The three will work together to deploy two of GKN’s ‘HY2MEGA’ green hydrogen storage subsystems on NREL’s Flatirons Campus in Colorado, US.
They will connect to an existing electrolyser and fuel cell at the ARIES (Advanced Research on Integrated Energy Systems) facility at Flatirons. The electrolyser will use renewable energy sources, possibly wind based on photos provided in the press release, to produce hydrogen for storage in GKN’s storage solution.
HY2MEGA stores hydrogen in a solid state under low pressure, which can then be converted to produce electricity. The two systems will store a total of 500kgs of hydrogen on-site and GKN said its solution can enable long duration clean energy storage, providing resilient power in case of widespread outages.
The three-year project is set to launch by the end of 2022. The Department of Energy (DOE) provided US$1.7 million in funding while SoCalGas, the US’ largest gas distribution utility, provided another US$400,000 for the project.
“This project is exactly what the ARIES platform was designed for: demonstrate the benefits of a new technology that efficiently stores energy produced from renewable electricity,” said Katherine Hurst, group manager and research scientist at NREL. “It brings together a national laboratory, a clean energy technology developer, and a large utility to work on solutions that help decarbonize the power grid.”
ARIES is a research platform that tests new energy technologies up to the 20MW-level with the help of an 8-petaflop supercomputer. Within energy storage, it particularly looks at connecting multiple different technologies.
“SoCalGas will leverage the large-scale hydrogen storage capabilities of GKN Hydrogen’s HY2MEGA from this project to help accelerate the commercialization and deployment of green hydrogen projects,” said Neil Navin, vice president of clean energy innovations at SoCalGas.
The project is fairly unique in that it is exploring green hydrogen’s potential for power-to-gas-to-power electricity energy storage.
Most big green hydrogen projects are primarily seeking to produce green hydrogen as a feedstock for industry, followed by applications in transportation and blending with natural gas in combined-cycle gas turbine (CCGT) plants.

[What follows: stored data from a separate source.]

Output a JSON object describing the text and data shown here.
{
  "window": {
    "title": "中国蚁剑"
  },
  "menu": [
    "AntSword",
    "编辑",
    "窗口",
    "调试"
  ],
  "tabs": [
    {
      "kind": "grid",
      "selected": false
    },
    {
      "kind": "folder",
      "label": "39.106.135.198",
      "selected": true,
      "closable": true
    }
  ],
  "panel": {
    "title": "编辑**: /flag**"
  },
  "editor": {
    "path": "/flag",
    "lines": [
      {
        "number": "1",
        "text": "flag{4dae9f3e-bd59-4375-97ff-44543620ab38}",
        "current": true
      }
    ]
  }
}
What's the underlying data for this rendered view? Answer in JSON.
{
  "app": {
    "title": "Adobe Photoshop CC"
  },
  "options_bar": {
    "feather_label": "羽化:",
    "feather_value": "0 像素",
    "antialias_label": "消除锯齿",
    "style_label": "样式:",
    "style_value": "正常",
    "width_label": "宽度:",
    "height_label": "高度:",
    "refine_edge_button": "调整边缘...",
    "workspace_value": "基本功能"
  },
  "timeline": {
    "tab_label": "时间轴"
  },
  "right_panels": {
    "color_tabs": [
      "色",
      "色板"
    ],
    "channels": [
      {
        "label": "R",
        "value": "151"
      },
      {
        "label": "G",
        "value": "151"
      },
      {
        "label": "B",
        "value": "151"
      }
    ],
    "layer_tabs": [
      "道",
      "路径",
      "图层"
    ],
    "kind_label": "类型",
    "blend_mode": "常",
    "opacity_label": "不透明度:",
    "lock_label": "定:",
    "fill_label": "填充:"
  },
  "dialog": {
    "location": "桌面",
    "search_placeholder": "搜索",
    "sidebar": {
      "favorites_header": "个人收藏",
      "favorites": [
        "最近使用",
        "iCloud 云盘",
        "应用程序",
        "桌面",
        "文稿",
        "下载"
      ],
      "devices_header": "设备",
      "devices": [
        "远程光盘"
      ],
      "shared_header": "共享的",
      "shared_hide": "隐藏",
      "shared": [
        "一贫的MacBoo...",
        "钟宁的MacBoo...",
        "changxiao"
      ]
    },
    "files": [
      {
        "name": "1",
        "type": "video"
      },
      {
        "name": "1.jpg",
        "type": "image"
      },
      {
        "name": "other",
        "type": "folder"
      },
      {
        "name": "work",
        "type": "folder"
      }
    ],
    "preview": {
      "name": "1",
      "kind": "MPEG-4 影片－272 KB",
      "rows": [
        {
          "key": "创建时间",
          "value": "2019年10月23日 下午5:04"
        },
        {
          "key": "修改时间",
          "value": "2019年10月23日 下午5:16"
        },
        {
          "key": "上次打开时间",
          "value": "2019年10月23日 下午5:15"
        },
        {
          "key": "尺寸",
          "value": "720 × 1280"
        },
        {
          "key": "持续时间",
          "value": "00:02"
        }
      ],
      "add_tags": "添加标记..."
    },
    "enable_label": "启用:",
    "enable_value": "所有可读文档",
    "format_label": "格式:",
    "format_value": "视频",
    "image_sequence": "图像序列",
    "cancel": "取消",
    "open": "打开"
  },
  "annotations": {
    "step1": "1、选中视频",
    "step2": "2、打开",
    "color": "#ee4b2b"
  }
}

The ACES Delta project in Utah, whose developers describe it as the largest green hydrogen project under construction anywhere in the world, is an example of the latter.
The economics of using green hydrogen for power-to-gas-to-power are far from proven due to the very low round-trip efficiency of around 33%. This is much lower than other energy storage technologies, including a form of advanced compressed air storage developed for commercialisation by Hydrostor, at around 65% (as opposed to around 40% for conventional compressed air) or Energy Dome’s recently launched ‘CO2 Battery’, c.80% for pumped hydro, 85% for some thermal storage solutions and 90%-plus for lithium-ion.